Maka, melihat kakak- kakaknya masuk kelas akselerasi, para adik juga terdorong memiliki keinginan untuk masuk kelas akselerasi .
Nah bagi murid di angkatan di bawah anak sulungku, metodenya berbeda. Bukan kelas 5 dan 6 yang digabungkan menjadi satu, tetapi kelas 3, 4 dan 5 yang seharusnya dihabiskan dalam tiga tahun lalu dipadatkan menjadi dua tahun. Kelas 6 akan menjadi setahun penuh. Para murid bisa masuk ke kelas akselerasi semenjak kelas 3 atau 4.
Untung tak dapat diraih, malang tak dapat ditolak. Singkat cerita, kurikulum berubah. Di angkatan para adik ini, kelas akselerasi tidak lagi bisa dimasuki dari kelas 3 atau 4 tetapi hanya dari kelas 3. Dan salah satu dari para adik ini kebetulan tidak lolos saringan masuk kelas akselerasi di kelas 3 lalu kemudian kesempatan tertutup untuk bisa masuk kelas akselerasi di kelas 4.
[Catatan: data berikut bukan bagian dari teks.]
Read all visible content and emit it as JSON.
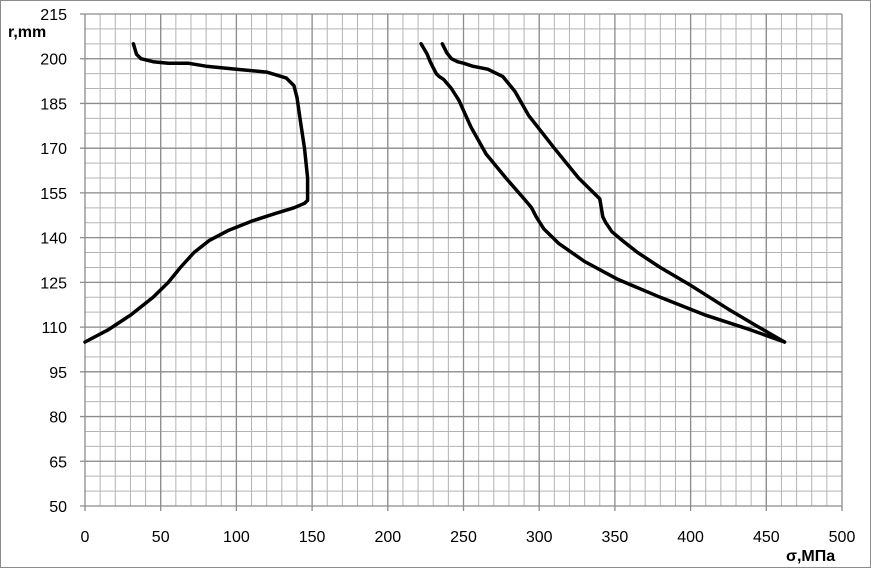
{
  "chart_data": {
    "type": "line",
    "xlabel": "σ,МПа",
    "ylabel": "r,mm",
    "xlim": [
      0,
      500
    ],
    "ylim": [
      50,
      215
    ],
    "x_ticks": [
      "0",
      "50",
      "100",
      "150",
      "200",
      "250",
      "300",
      "350",
      "400",
      "450",
      "500"
    ],
    "y_ticks": [
      "215",
      "200",
      "185",
      "170",
      "155",
      "140",
      "125",
      "110",
      "95",
      "80",
      "65",
      "50"
    ],
    "x_minor_step": 10,
    "y_minor_step": 5,
    "grid": true,
    "colors": {
      "grid_major": "#8c8c8c",
      "grid_minor": "#b4b4b4",
      "line": "#000000"
    },
    "series": [
      {
        "points": [
          [
            0,
            105
          ],
          [
            15,
            109
          ],
          [
            30,
            114
          ],
          [
            45,
            120
          ],
          [
            55,
            125
          ],
          [
            63,
            130
          ],
          [
            72,
            135
          ],
          [
            82,
            139
          ],
          [
            95,
            142.5
          ],
          [
            110,
            145.5
          ],
          [
            125,
            148
          ],
          [
            138,
            150
          ],
          [
            145,
            151.5
          ],
          [
            147,
            152.5
          ],
          [
            147,
            154
          ],
          [
            147,
            160
          ],
          [
            145,
            170
          ],
          [
            142,
            180
          ],
          [
            140,
            187
          ],
          [
            138,
            191
          ],
          [
            133,
            193.5
          ],
          [
            120,
            195.5
          ],
          [
            100,
            196.5
          ],
          [
            80,
            197.5
          ],
          [
            68,
            198.5
          ],
          [
            55,
            198.5
          ],
          [
            45,
            199
          ],
          [
            37,
            200
          ],
          [
            34,
            201.5
          ],
          [
            32,
            205
          ]
        ]
      },
      {
        "points": [
          [
            462,
            105
          ],
          [
            440,
            109
          ],
          [
            410,
            114
          ],
          [
            380,
            120
          ],
          [
            352,
            126
          ],
          [
            330,
            132
          ],
          [
            313,
            138
          ],
          [
            303,
            143
          ],
          [
            298,
            147
          ],
          [
            295,
            150
          ],
          [
            290,
            153
          ],
          [
            278,
            160
          ],
          [
            265,
            168
          ],
          [
            255,
            177
          ],
          [
            247,
            186
          ],
          [
            242,
            190
          ],
          [
            237,
            193
          ],
          [
            234,
            194
          ],
          [
            232,
            195
          ],
          [
            230,
            197
          ],
          [
            228,
            199
          ],
          [
            226,
            201.5
          ],
          [
            222,
            205
          ]
        ]
      },
      {
        "points": [
          [
            462,
            105
          ],
          [
            445,
            110
          ],
          [
            425,
            116
          ],
          [
            400,
            124
          ],
          [
            380,
            130
          ],
          [
            365,
            135
          ],
          [
            355,
            139
          ],
          [
            348,
            142
          ],
          [
            344,
            145
          ],
          [
            342,
            147
          ],
          [
            341,
            150
          ],
          [
            340,
            153
          ],
          [
            336,
            155
          ],
          [
            326,
            160
          ],
          [
            310,
            170
          ],
          [
            293,
            181
          ],
          [
            284,
            189
          ],
          [
            276,
            194
          ],
          [
            266,
            196.5
          ],
          [
            256,
            197.5
          ],
          [
            250,
            198.5
          ],
          [
            246,
            199
          ],
          [
            242,
            200
          ],
          [
            239,
            202
          ],
          [
            236,
            205
          ]
        ]
      }
    ]
  }
}
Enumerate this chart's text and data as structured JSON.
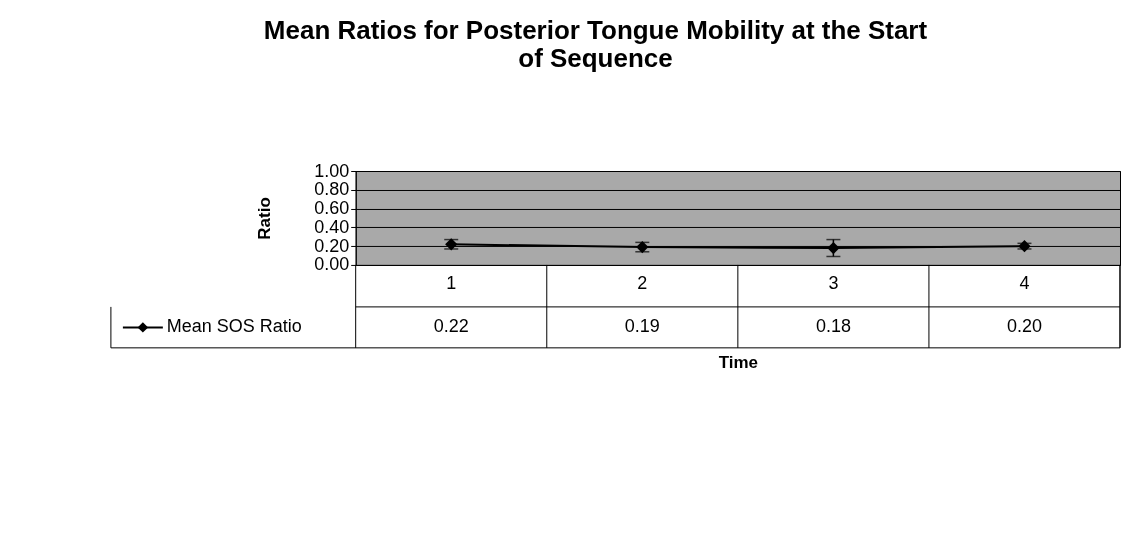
{
  "chart_data": {
    "type": "line",
    "title": "Mean Ratios for Posterior Tongue Mobility at the Start of Sequence",
    "xlabel": "Time",
    "ylabel": "Ratio",
    "categories": [
      "1",
      "2",
      "3",
      "4"
    ],
    "series": [
      {
        "name": "Mean SOS Ratio",
        "color": "#000000",
        "values": [
          0.22,
          0.19,
          0.18,
          0.2
        ],
        "errors": [
          0.05,
          0.05,
          0.09,
          0.03
        ]
      }
    ],
    "ylim": [
      0,
      1
    ],
    "yticks": [
      {
        "value": 0,
        "label": "0.00"
      },
      {
        "value": 0.2,
        "label": "0.20"
      },
      {
        "value": 0.4,
        "label": "0.40"
      },
      {
        "value": 0.6,
        "label": "0.60"
      },
      {
        "value": 0.8,
        "label": "0.80"
      },
      {
        "value": 1,
        "label": "1.00"
      }
    ],
    "value_labels": [
      "0.22",
      "0.19",
      "0.18",
      "0.20"
    ],
    "grid": "y",
    "marker": "diamond",
    "line_style": "solid",
    "legend": "bottom"
  }
}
Saat itu kebijakan sekolah memang hanya mengijinkan anak- anak dengan ranking 1-6 di kelas untuk disaring kembali melalui test psikologi untuk masuk kelas akselerasi. Anak- anak di ranking di bawahnya tidak mendapat kesempatan untuk ikut test, kecuali ada rekomendasi khusus dari guru kelasnya yang melihat potensi murid di bawah rangking itu untuk mengikuti test.
Padahal, kita tahu, kadang- kadang kecemerlangan anak belum muncul di kelas- kelas awal seperti kelas 1 dan kelas 2 SD itu. Banyak anak cemerlang belum keluar secara optimal potensinya dan banyak anak ( memang tidak semua, tapi banyak ) yang ada di rangking- rangking atas di kelas yang sebetulnya merupakan anak yang semata mendapat nilai bagus sebab dipaksa belajar dengan jumlah jam yang sangat tidak wajar dan mengulang- ulang pelajaran sampai 'hafal luar kepala' oleh orang tuanya.
Tapi, itulah kebijakannya. Yang berujung pada salah seorang anak lelaki bernama JB, adik dari sekelompok kakak- kakak yang berteman baik tidak bisa masuk kelas akselerasi. JB sangat kecewa karena kebetulan adik- adik yang lain ( termasuk anak tengahku, anak nomor dua yang sekarang sudah SMA itu ) yang juga merupakan kawan- kawan mainnya bisa masuk kelas akselerasi seperti kakak- kakaknya.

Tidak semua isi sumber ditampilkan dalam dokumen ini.